Tuesday, May 23, 2006

"OTH"? A Bloombergian Disappointment?

Bloomberg News reports that one analyst cut DreamWorks profit estimates because "Over the Hedge" posted "lower-than-expected" weekend sales in U.S./Canadian theatres... Apparently, "some analysts" were expecting box office in the $40-50 million range. But wait. Didn't box office mojo predict $35.5 million? And didn't "Hedge" actually deliver $38.5 million? (Sure it did. See below.) But we're to believe that a $1.5 million shortfall is a disappointment, and that Paramount's strategy of counter-programming "The Da Vinci Code" didn't pan out, more's the pity. Let's face it. The media is always looking for a story to wrap a theme-line around, and this is the song-and-dance of the moment. "Hedge" has a solid first weekend, will no doubt have a solid second weekend -- which has yet to happen -- but somehow it doesn't measure up to expectations.
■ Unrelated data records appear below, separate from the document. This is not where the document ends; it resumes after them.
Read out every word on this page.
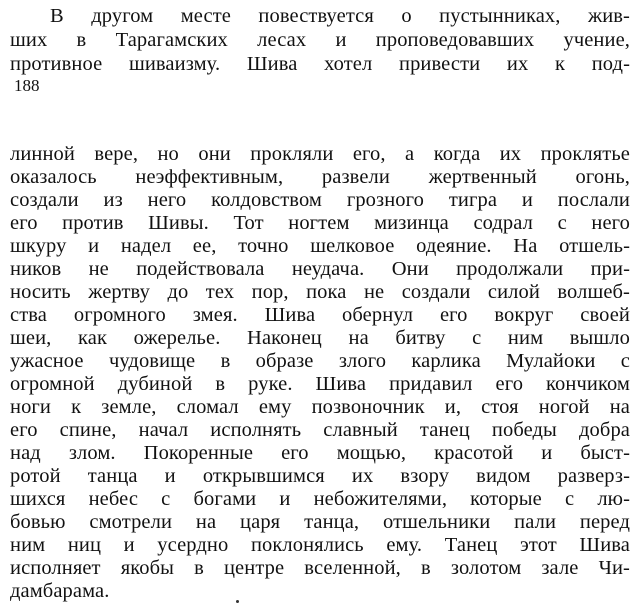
В другом месте повествуется о пустынниках, жив-
ших в Тарагамских лесах и проповедовавших учение,
противное шиваизму. Шива хотел привести их к под-
188
линной вере, но они прокляли его, а когда их проклятье
оказалось неэффективным, развели жертвенный огонь,
создали из него колдовством грозного тигра и послали
его против Шивы. Тот ногтем мизинца содрал с него
шкуру и надел ее, точно шелковое одеяние. На отшель-
ников не подействовала неудача. Они продолжали при-
носить жертву до тех пор, пока не создали силой волшеб-
ства огромного змея. Шива обернул его вокруг своей
шеи, как ожерелье. Наконец на битву с ним вышло
ужасное чудовище в образе злого карлика Мулайоки с
огромной дубиной в руке. Шива придавил его кончиком
ноги к земле, сломал ему позвоночник и, стоя ногой на
его спине, начал исполнять славный танец победы добра
над злом. Покоренные его мощью, красотой и быст-
ротой танца и открывшимся их взору видом разверз-
шихся небес с богами и небожителями, которые с лю-
бовью смотрели на царя танца, отшельники пали перед
ним ниц и усердно поклонялись ему. Танец этот Шива
исполняет якобы в центре вселенной, в золотом зале Чи-
дамбарама.
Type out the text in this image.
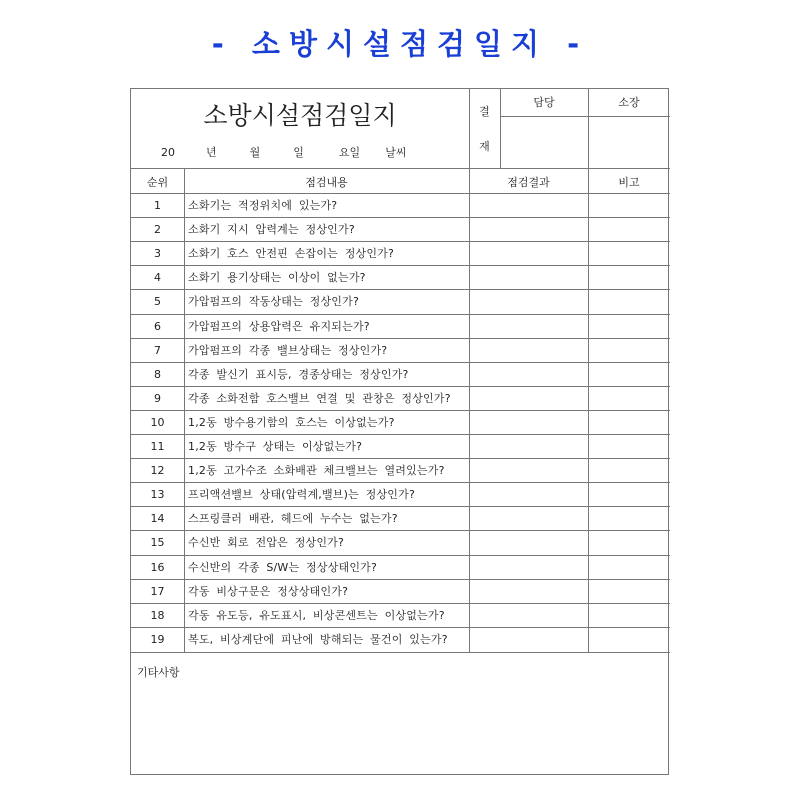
- 소방시설점검일지 -
소방시설점검일지
20	년	월	일	요일 날씨
결
재
담당	소장
순위	점검내용	점검결과	비고
1	소화기는 적정위치에 있는가?
2	소화기 지시 압력계는 정상인가?
3	소화기 호스 안전핀 손잡이는 정상인가?
4	소화기 용기상태는 이상이 없는가?
5	가압펌프의 작동상태는 정상인가?
6	가압펌프의 상용압력은 유지되는가?
7	가압펌프의 각종 밸브상태는 정상인가?
8	각종 발신기 표시등, 경종상태는 정상인가?
9	각종 소화전함 호스밸브 연결 및 관창은 정상인가?
10	1,2동 방수용기함의 호스는 이상없는가?
11	1,2동 방수구 상태는 이상없는가?
12	1,2동 고가수조 소화배관 체크밸브는 열려있는가?
13	프리액션밸브 상태(압력계,밸브)는 정상인가?
14	스프링클러 배관, 헤드에 누수는 없는가?
15	수신반 회로 전압은 정상인가?
16	수신반의 각종 S/W는 정상상태인가?
17	각동 비상구문은 정상상태인가?
18	각동 유도등, 유도표시, 비상콘센트는 이상없는가?
19	복도, 비상계단에 피난에 방해되는 물건이 있는가?
기타사항
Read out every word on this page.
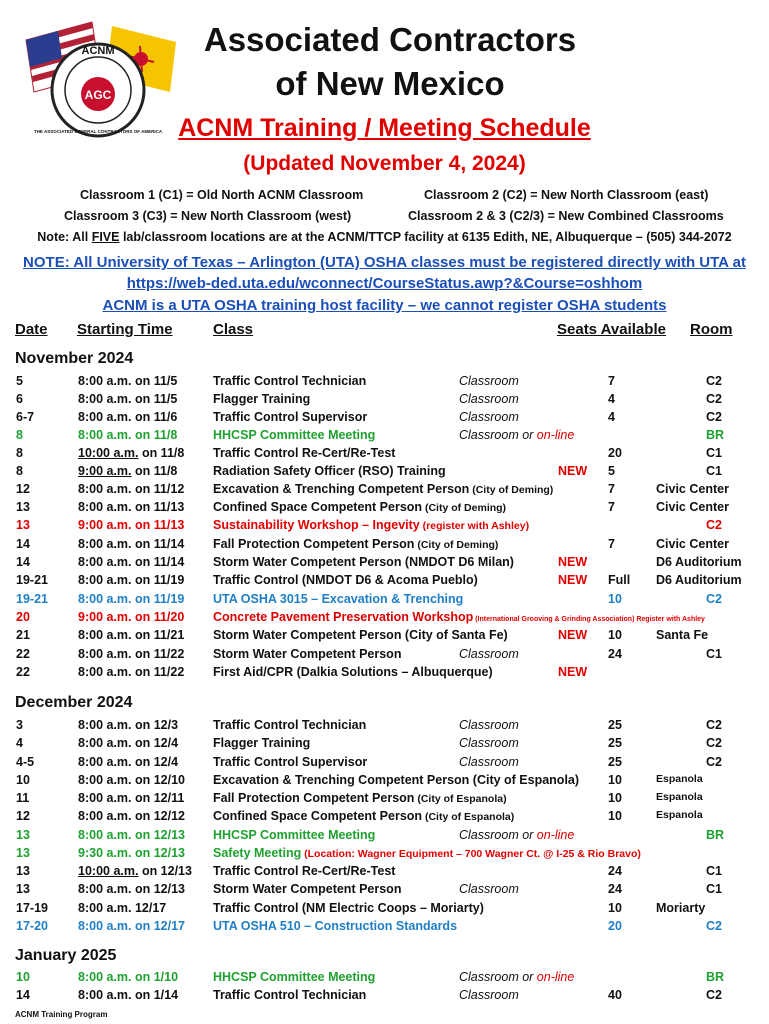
ACNM
AGC
THE ASSOCIATED GENERAL CONTRACTORS OF AMERICA
Associated Contractors
of New Mexico
ACNM Training / Meeting Schedule
(Updated November 4, 2024)
Classroom 1 (C1) = Old North ACNM Classroom	Classroom 2 (C2) = New North Classroom (east)
Classroom 3 (C3) = New North Classroom (west)	Classroom 2 & 3 (C2/3) = New Combined Classrooms
Note: All FIVE lab/classroom locations are at the ACNM/TTCP facility at 6135 Edith, NE, Albuquerque – (505) 344-2072
NOTE: All University of Texas – Arlington (UTA) OSHA classes must be registered directly with UTA at
https://web-ded.uta.edu/wconnect/CourseStatus.awp?&Course=oshhom
ACNM is a UTA OSHA training host facility – we cannot register OSHA students
Date Starting Time	Class	Seats Available Room
November 2024
5	8:00 a.m. on 11/5	Traffic Control Technician	Classroom	7	C2
6	8:00 a.m. on 11/5	Flagger Training	Classroom	4	C2
6-7	8:00 a.m. on 11/6	Traffic Control Supervisor	Classroom	4	C2
8	8:00 a.m. on 11/8	HHCSP Committee Meeting	Classroom or on-line	BR
8	10:00 a.m. on 11/8 Traffic Control Re-Cert/Re-Test	20	C1
8	9:00 a.m. on 11/8	Radiation Safety Officer (RSO) Training	NEW 5	C1
12	8:00 a.m. on 11/12 Excavation & Trenching Competent Person (City of Deming)	7	Civic Center
13	8:00 a.m. on 11/13 Confined Space Competent Person (City of Deming)	7	Civic Center
13	9:00 a.m. on 11/13 Sustainability Workshop – Ingevity (register with Ashley)	C2
14	8:00 a.m. on 11/14 Fall Protection Competent Person (City of Deming)	7	Civic Center
14	8:00 a.m. on 11/14 Storm Water Competent Person (NMDOT D6 Milan)	NEW	D6 Auditorium
19-21 8:00 a.m. on 11/19 Traffic Control (NMDOT D6 & Acoma Pueblo)	NEW Full D6 Auditorium
19-21 8:00 a.m. on 11/19 UTA OSHA 3015 – Excavation & Trenching	10	C2
20	9:00 a.m. on 11/20 Concrete Pavement Preservation Workshop (International Grooving & Grinding Association) Register with Ashley
21	8:00 a.m. on 11/21 Storm Water Competent Person (City of Santa Fe)	NEW 10	Santa Fe
22	8:00 a.m. on 11/22 Storm Water Competent Person	Classroom	24	C1
22	8:00 a.m. on 11/22 First Aid/CPR (Dalkia Solutions – Albuquerque)	NEW
December 2024
3	8:00 a.m. on 12/3	Traffic Control Technician	Classroom	25	C2
4	8:00 a.m. on 12/4	Flagger Training	Classroom	25	C2
4-5	8:00 a.m. on 12/4	Traffic Control Supervisor	Classroom	25	C2
10	8:00 a.m. on 12/10 Excavation & Trenching Competent Person (City of Espanola) 10	Espanola
11	8:00 a.m. on 12/11 Fall Protection Competent Person (City of Espanola)	10	Espanola
12	8:00 a.m. on 12/12 Confined Space Competent Person (City of Espanola)	10	Espanola
13	8:00 a.m. on 12/13 HHCSP Committee Meeting	Classroom or on-line	BR
13	9:30 a.m. on 12/13 Safety Meeting (Location: Wagner Equipment – 700 Wagner Ct. @ I-25 & Rio Bravo)
13	10:00 a.m. on 12/13 Traffic Control Re-Cert/Re-Test	24	C1
13	8:00 a.m. on 12/13 Storm Water Competent Person	Classroom	24	C1
17-19 8:00 a.m. 12/17	Traffic Control (NM Electric Coops – Moriarty)	10	Moriarty
17-20 8:00 a.m. on 12/17 UTA OSHA 510 – Construction Standards	20	C2
January 2025
10	8:00 a.m. on 1/10	HHCSP Committee Meeting	Classroom or on-line	BR
14	8:00 a.m. on 1/14	Traffic Control Technician	Classroom	40	C2
ACNM Training Program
I'm always intrigued to know what those expectations are, and how the collective body of wisdom arrived at them. When a film that debuts at #2 against a live-action juggernaut that was ALWAYS going to open #1, and when it earns just over a million shy of $40 mill during its first two and a half days in general gets dubbed an under-performer...well, the expectations must have been sky-high to start with, no? And pretty well-hidden, yes?


Anonymous said...

I saw those reports, and I share your skepticism, Steve(thanks for writing this--too bad the news wires won't pick it up). One chart(was it on the Motley Fool site?)gave as eveidence of Hedge's opening being a "low" one--a comparison to--get ready for it--"Shrek 2"?! Excuse me...but how stupid are these guys? A sequel to a monster AA winning hit with a built-in audience and name recognition vs. an entirely unknown, new story/characters, released the same day as the most anticipated blockbuster of the year. Hmmm. Sounds like a fair comparison, no? No??
How about getting reports on per-screen averages, the rise from day to day, or taking an actual exit poll of whether audiences liked the film(as by all accounts they have)? Maybe it'll have word of mouth legs? Just another reason NOT to listen to these "analysts"--if they're so off the mark on a subject we know about--what about the other stuff?

Anonymous said...

financial analysts base their numbers on different things than places like Variety or Box Office Mojo.

Not to mention that they purposely mis-place their expectations to either make the stock sink or climb, depending on their needs at the time.

you can be sure that this sort manipulation is done purposefully to either buy or sell a stock.